If you set up a plan that guarantees that you receive payments for 10 years and you die at the five-year mark, the insurance company must continue to make the annuity payments to your beneficiary, if there is one, for the remaining five years. Be aware that with most annuities, there is no beneficiary and the money goes to the insurer.

Before making a decision about which type of annuity to buy, you need to consider all of these options carefully. There is no right choice that is a good fit for everyone. The need or desire for a lifetime income must be weighed against the higher payout that you may be able to receive if you chose an annuity that pays out for a specific period only.

You will also need to decide how often you would like to receive payments from your annuity. You can choose to be paid annually, semi-annually, quarterly or monthly. Before making your choice, you would need to consider your needs, other sources of income and which option would be the best one for cash-flow purposes.

Buy an annuity only from an insurance company that you have thoroughly researched. In the case of a deferred annuity, you are turning your money over to the company and trusting that you will receive the benefits as agreed later.

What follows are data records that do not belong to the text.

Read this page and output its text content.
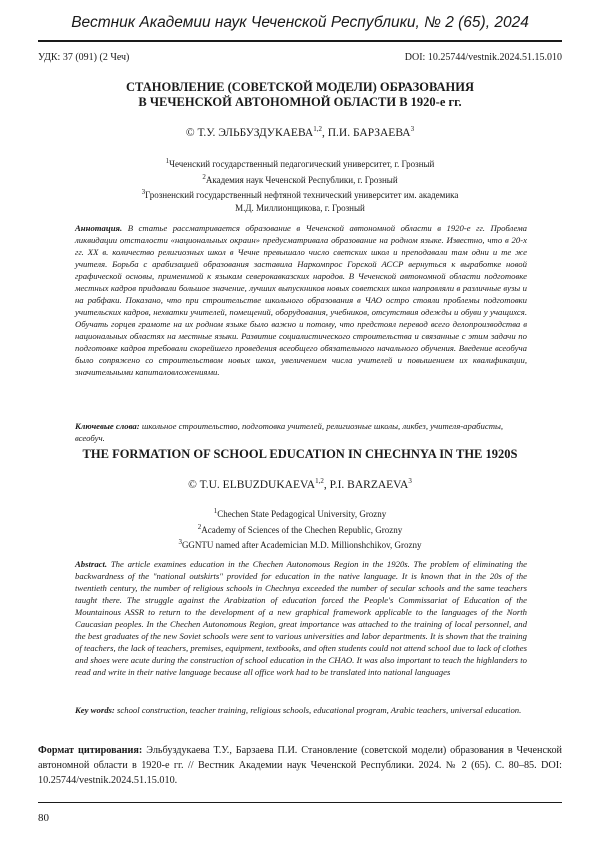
Вестник Академии наук Чеченской Республики, № 2 (65), 2024
УДК: 37 (091) (2 Чеч)	DOI: 10.25744/vestnik.2024.51.15.010
СТАНОВЛЕНИЕ (СОВЕТСКОЙ МОДЕЛИ) ОБРАЗОВАНИЯ
В ЧЕЧЕНСКОЙ АВТОНОМНОЙ ОБЛАСТИ В 1920-е гг.
© Т.У. ЭЛЬБУЗДУКАЕВА$^{1,2}$, П.И. БАРЗАЕВА$^3$
$^1$Чеченский государственный педагогический университет, г. Грозный
$^2$Академия наук Чеченской Республики, г. Грозный
$^3$Грозненский государственный нефтяной технический университет им. академика
М.Д. Миллионщикова, г. Грозный
Аннотация. В статье рассматривается образование в Чеченской автономной области в 1920-е гг. Проблема ликвидации отсталости «национальных окраин» предусматривала образование на родном языке. Известно, что в 20-х гг. XX в. количество религиозных школ в Чечне превышало число светских школ и преподавали там одни и те же учителя. Борьба с арабизацией образования заставила Наркомпрос Горской АССР вернуться к выработке новой графической основы, применимой к языкам северокавказских народов. В Чеченской автономной области подготовке местных кадров придавали большое значение, лучших выпускников новых советских школ направляли в различные вузы и на рабфаки. Показано, что при строительстве школьного образования в ЧАО остро стояли проблемы подготовки учительских кадров, нехватки учителей, помещений, оборудования, учебников, отсутствия одежды и обуви у учащихся. Обучать горцев грамоте на их родном языке было важно и потому, что предстоял перевод всего делопроизводства в национальных областях на местные языки. Развитие социалистического строительства и связанные с этим задачи по подготовке кадров требовали скорейшего проведения всеобщего обязательного начального обучения. Введение всеобуча было сопряжено со строительством новых школ, увеличением числа учителей и повышением их квалификации, значительными капиталовложениями.
Ключевые слова: школьное строительство, подготовка учителей, религиозные школы, ликбез, учителя-арабисты, всеобуч.
THE FORMATION OF SCHOOL EDUCATION IN CHECHNYA IN THE 1920S
© T.U. ELBUZDUKAEVA$^{1,2}$, P.I. BARZAEVA$^3$
$^1$Chechen State Pedagogical University, Grozny
$^2$Academy of Sciences of the Chechen Republic, Grozny
$^3$GGNTU named after Academician M.D. Millionshchikov, Grozny
Abstract. The article examines education in the Chechen Autonomous Region in the 1920s. The problem of eliminating the backwardness of the "national outskirts" provided for education in the native language. It is known that in the 20s of the twentieth century, the number of religious schools in Chechnya exceeded the number of secular schools and the same teachers taught there. The struggle against the Arabization of education forced the People's Commissariat of Education of the Mountainous ASSR to return to the development of a new graphical framework applicable to the languages of the North Caucasian peoples. In the Chechen Autonomous Region, great importance was attached to the training of local personnel, and the best graduates of the new Soviet schools were sent to various universities and labor departments. It is shown that the training of teachers, the lack of teachers, premises, equipment, textbooks, and often students could not attend school due to lack of clothes and shoes were acute during the construction of school education in the CHAO. It was also important to teach the highlanders to read and write in their native language because all office work had to be translated into national languages
Key words: school construction, teacher training, religious schools, educational program, Arabic teachers, universal education.
Формат цитирования: Эльбуздукаева Т.У., Барзаева П.И. Становление (советской модели) образования в Чеченской автономной области в 1920-е гг. // Вестник Академии наук Чеченской Республики. 2024. № 2 (65). С. 80–85. DOI: 10.25744/vestnik.2024.51.15.010.
80
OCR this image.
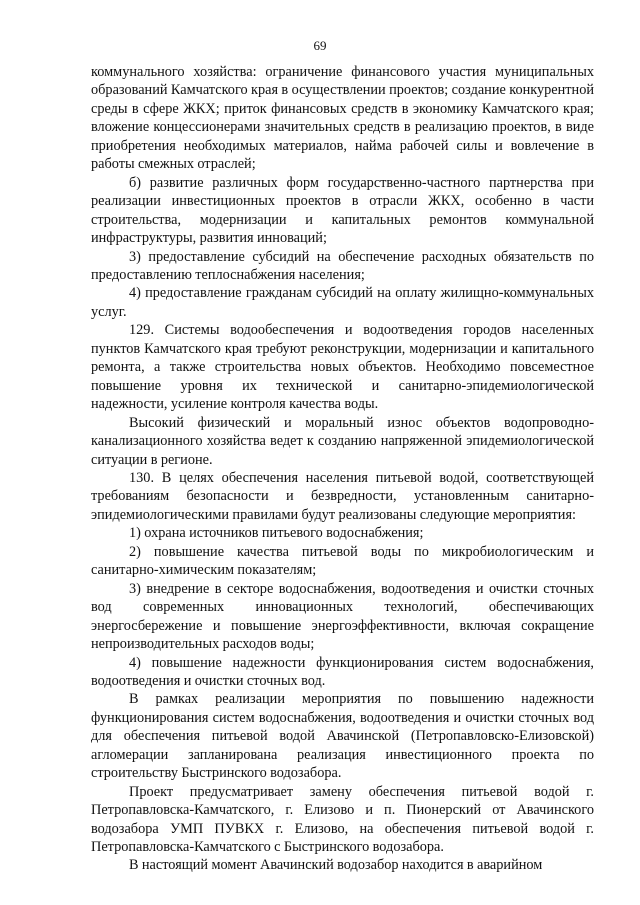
69

коммунального хозяйства: ограничение финансового участия муниципальных образований Камчатского края в осуществлении проектов; создание конкурентной среды в сфере ЖКХ; приток финансовых средств в экономику Камчатского края; вложение концессионерами значительных средств в реализацию проектов, в виде приобретения необходимых материалов, найма рабочей силы и вовлечение в работы смежных отраслей;

б) развитие различных форм государственно-частного партнерства при реализации инвестиционных проектов в отрасли ЖКХ, особенно в части строительства, модернизации и капитальных ремонтов коммунальной инфраструктуры, развития инноваций;

3) предоставление субсидий на обеспечение расходных обязательств по предоставлению теплоснабжения населения;

4) предоставление гражданам субсидий на оплату жилищно-коммунальных услуг.

129. Системы водообеспечения и водоотведения городов населенных пунктов Камчатского края требуют реконструкции, модернизации и капитального ремонта, а также строительства новых объектов. Необходимо повсеместное повышение уровня их технической и санитарно-эпидемиологической надежности, усиление контроля качества воды.

Высокий физический и моральный износ объектов водопроводно-канализационного хозяйства ведет к созданию напряженной эпидемиологической ситуации в регионе.

130. В целях обеспечения населения питьевой водой, соответствующей требованиям безопасности и безвредности, установленным санитарно-эпидемиологическими правилами будут реализованы следующие мероприятия:

1) охрана источников питьевого водоснабжения;

2) повышение качества питьевой воды по микробиологическим и санитарно-химическим показателям;

3) внедрение в секторе водоснабжения, водоотведения и очистки сточных вод современных инновационных технологий, обеспечивающих энергосбережение и повышение энергоэффективности, включая сокращение непроизводительных расходов воды;

4) повышение надежности функционирования систем водоснабжения, водоотведения и очистки сточных вод.

В рамках реализации мероприятия по повышению надежности функционирования систем водоснабжения, водоотведения и очистки сточных вод для обеспечения питьевой водой Авачинской (Петропавловско-Елизовской) агломерации запланирована реализация инвестиционного проекта по строительству Быстринского водозабора.

Проект предусматривает замену обеспечения питьевой водой г. Петропавловска-Камчатского, г. Елизово и п. Пионерский от Авачинского водозабора УМП ПУВКХ г. Елизово, на обеспечения питьевой водой г. Петропавловска-Камчатского с Быстринского водозабора.

В настоящий момент Авачинский водозабор находится в аварийном
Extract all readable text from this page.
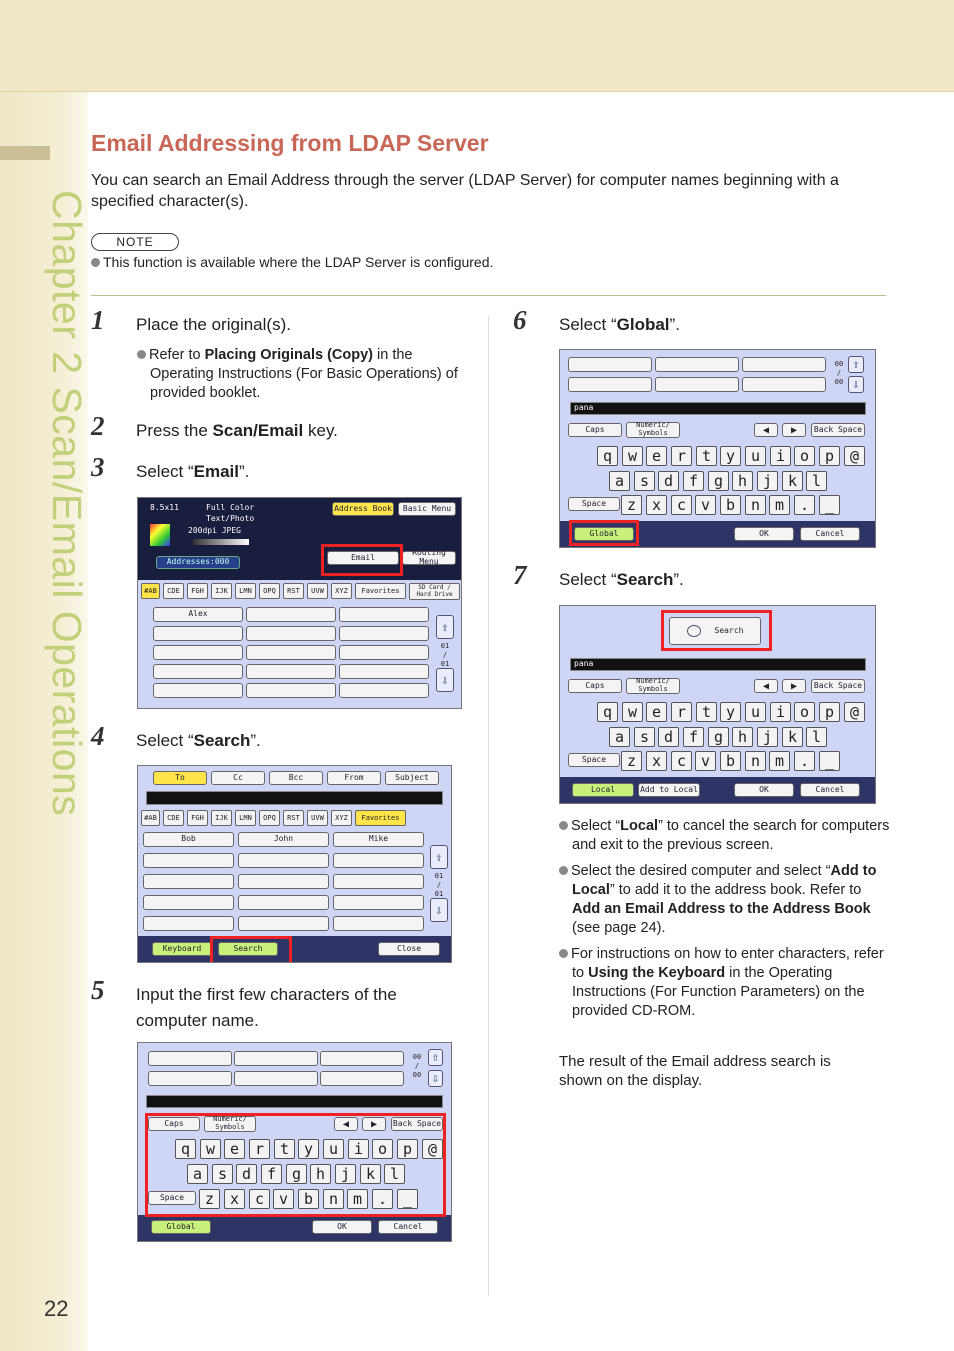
Chapter 2 Scan/Email Operations
22
Email Addressing from LDAP Server

You can search an Email Address through the server (LDAP Server) for computer names beginning with a specified character(s).

NOTE
This function is available where the LDAP Server is configured.
1 Place the original(s).
Refer to Placing Originals (Copy) in the Operating Instructions (For Basic Operations) of provided booklet.
2 Press the Scan/Email key.
3 Select “Email”.
8.5x11	Full Color
Text/Photo
200dpi JPEG
Addresses:000
Address Book	Basic Menu
Email	Routing Menu
#AB	CDE	FGH	IJK	LMN	OPQ	RST	UVW	XYZ	Favorites	SD Card / Hard Drive
Alex
⇧
01
/
01
⇩
4 Select “Search”.
To	Cc	Bcc	From	Subject
#AB	CDE	FGH	IJK	LMN	OPQ	RST	UVW	XYZ	Favorites
Bob	John	Mike
⇧
01
/
01
⇩
Keyboard	Search	Close
5 Input the first few characters of the computer name.
00
/
00
⇧
⇩
Caps	Numeric/ Symbols	◀	▶	Back Space
q	w e	r	t y	u	i o	p	@
a	s d	f	g h	j	k l
Space	z	x	c v	b	n m	.	_
Global	OK	Cancel
6 Select “Global”.
00
/
00
⇧
⇩
pana
Caps	Numeric/ Symbols	◀	▶	Back Space
q	w e	r	t y	u	i o	p	@
a	s d	f	g h	j	k l
Space	z	x	c v	b	n m	.	_
Global	OK	Cancel
7 Select “Search”.
Search
pana
Caps	Numeric/ Symbols	◀	▶	Back Space
q	w e	r	t y	u	i o	p	@
a	s d	f	g h	j	k l
Space	z	x	c v	b	n m	.	_
Local	Add to Local	OK	Cancel
Select “Local” to cancel the search for computers and exit to the previous screen.
Select the desired computer and select “Add to Local” to add it to the address book. Refer to Add an Email Address to the Address Book (see page 24).
For instructions on how to enter characters, refer to Using the Keyboard in the Operating Instructions (For Function Parameters) on the provided CD-ROM.
The result of the Email address search is shown on the display.
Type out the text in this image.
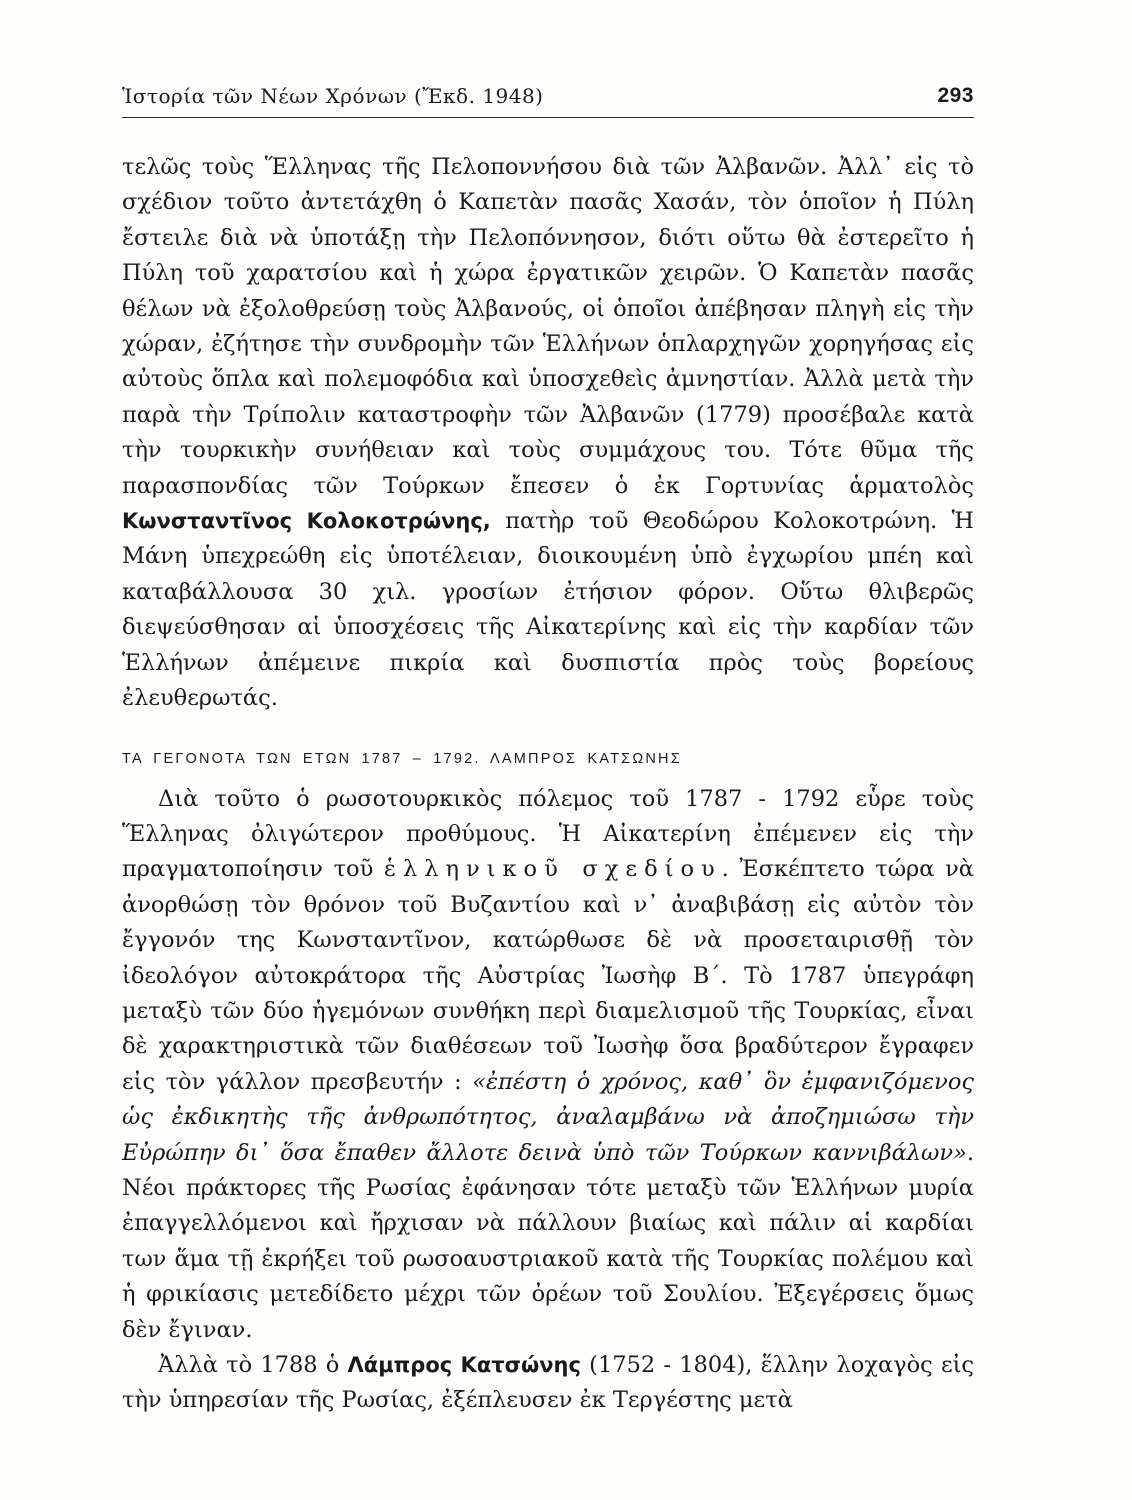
Ἱστορία τῶν Νέων Χρόνων (Ἔκδ. 1948)	293

τελῶς τοὺς Ἕλληνας τῆς Πελοποννήσου διὰ τῶν Ἀλβανῶν. Ἀλλ᾽ εἰς τὸ σχέδιον τοῦτο ἀντετάχθη ὁ Καπετὰν πασᾶς Χασάν, τὸν ὁποῖον ἡ Πύλη ἔστειλε διὰ νὰ ὑποτάξῃ τὴν Πελοπόννησον, διότι οὕτω θὰ ἐστερεῖτο ἡ Πύλη τοῦ χαρατσίου καὶ ἡ χώρα ἐργατικῶν χειρῶν. Ὁ Καπετὰν πασᾶς θέλων νὰ ἐξολοθρεύσῃ τοὺς Ἀλβανούς, οἱ ὁποῖοι ἀπέβησαν πληγὴ εἰς τὴν χώραν, ἐζήτησε τὴν συνδρομὴν τῶν Ἑλλήνων ὁπλαρχηγῶν χορηγήσας εἰς αὐτοὺς ὅπλα καὶ πολεμοφόδια καὶ ὑποσχεθεὶς ἀμνηστίαν. Ἀλλὰ μετὰ τὴν παρὰ τὴν Τρίπολιν καταστροφὴν τῶν Ἀλβανῶν (1779) προσέβαλε κατὰ τὴν τουρκικὴν συνήθειαν καὶ τοὺς συμμάχους του. Τότε θῦμα τῆς παρασπονδίας τῶν Τούρκων ἔπεσεν ὁ ἐκ Γορτυνίας ἁρματολὸς Κωνσταντῖνος Κολοκοτρώνης, πατὴρ τοῦ Θεοδώρου Κολοκοτρώνη. Ἡ Μάνη ὑπεχρεώθη εἰς ὑποτέλειαν, διοικουμένη ὑπὸ ἐγχωρίου μπέη καὶ καταβάλλουσα 30 χιλ. γροσίων ἐτήσιον φόρον. Οὕτω θλιβερῶς διεψεύσθησαν αἱ ὑποσχέσεις τῆς Αἰκατερίνης καὶ εἰς τὴν καρδίαν τῶν Ἑλλήνων ἀπέμεινε πικρία καὶ δυσπιστία πρὸς τοὺς βορείους ἐλευθερωτάς.

ΤΑ ΓΕΓΟΝΟΤΑ ΤΩΝ ΕΤΩΝ 1787 – 1792. ΛΑΜΠΡΟΣ ΚΑΤΣΩΝΗΣ

Διὰ τοῦτο ὁ ρωσοτουρκικὸς πόλεμος τοῦ 1787 - 1792 εὗρε τοὺς Ἕλληνας ὀλιγώτερον προθύμους. Ἡ Αἰκατερίνη ἐπέμενεν εἰς τὴν πραγματοποίησιν τοῦ ἑλληνικοῦ σχεδίου. Ἐσκέπτετο τώρα νὰ ἀνορθώσῃ τὸν θρόνον τοῦ Βυζαντίου καὶ ν᾽ ἀναβιβάσῃ εἰς αὐτὸν τὸν ἔγγονόν της Κωνσταντῖνον, κατώρθωσε δὲ νὰ προσεταιρισθῇ τὸν ἰδεολόγον αὐτοκράτορα τῆς Αὐστρίας Ἰωσὴφ Β΄. Τὸ 1787 ὑπεγράφη μεταξὺ τῶν δύο ἡγεμόνων συνθήκη περὶ διαμελισμοῦ τῆς Τουρκίας, εἶναι δὲ χαρακτηριστικὰ τῶν διαθέσεων τοῦ Ἰωσὴφ ὅσα βραδύτερον ἔγραφεν εἰς τὸν γάλλον πρεσβευτήν : «ἐπέστη ὁ χρόνος, καθ᾽ ὃν ἐμφανιζόμενος ὡς ἐκδικητὴς τῆς ἀνθρωπότητος, ἀναλαμβάνω νὰ ἀποζημιώσω τὴν Εὐρώπην δι᾽ ὅσα ἔπαθεν ἄλλοτε δεινὰ ὑπὸ τῶν Τούρκων καννιβάλων». Νέοι πράκτορες τῆς Ρωσίας ἐφάνησαν τότε μεταξὺ τῶν Ἑλλήνων μυρία ἐπαγγελλόμενοι καὶ ἤρχισαν νὰ πάλλουν βιαίως καὶ πάλιν αἱ καρδίαι των ἅμα τῇ ἐκρήξει τοῦ ρωσοαυστριακοῦ κατὰ τῆς Τουρκίας πολέμου καὶ ἡ φρικίασις μετεδίδετο μέχρι τῶν ὀρέων τοῦ Σουλίου. Ἐξεγέρσεις ὅμως δὲν ἔγιναν.

Ἀλλὰ τὸ 1788 ὁ Λάμπρος Κατσώνης (1752 - 1804), ἕλλην λοχαγὸς εἰς τὴν ὑπηρεσίαν τῆς Ρωσίας, ἐξέπλευσεν ἐκ Τεργέστης μετὰ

Make sure that you have checked the company’s financial rating with Moody’s, Standard and Poor’s or A.M. Best before depositing any funds. You will want to make sure that it has a top rating before signing a contract to set up an annuity.

When it comes to taking money out of an annuity, you have several options available to you. You can choose to set up a plan where you receive payments for life, or only for a certain period. Married couples may want to consider setting up a joint annuity so that the surviving spouse continues to receive payments after the annuitant’s death.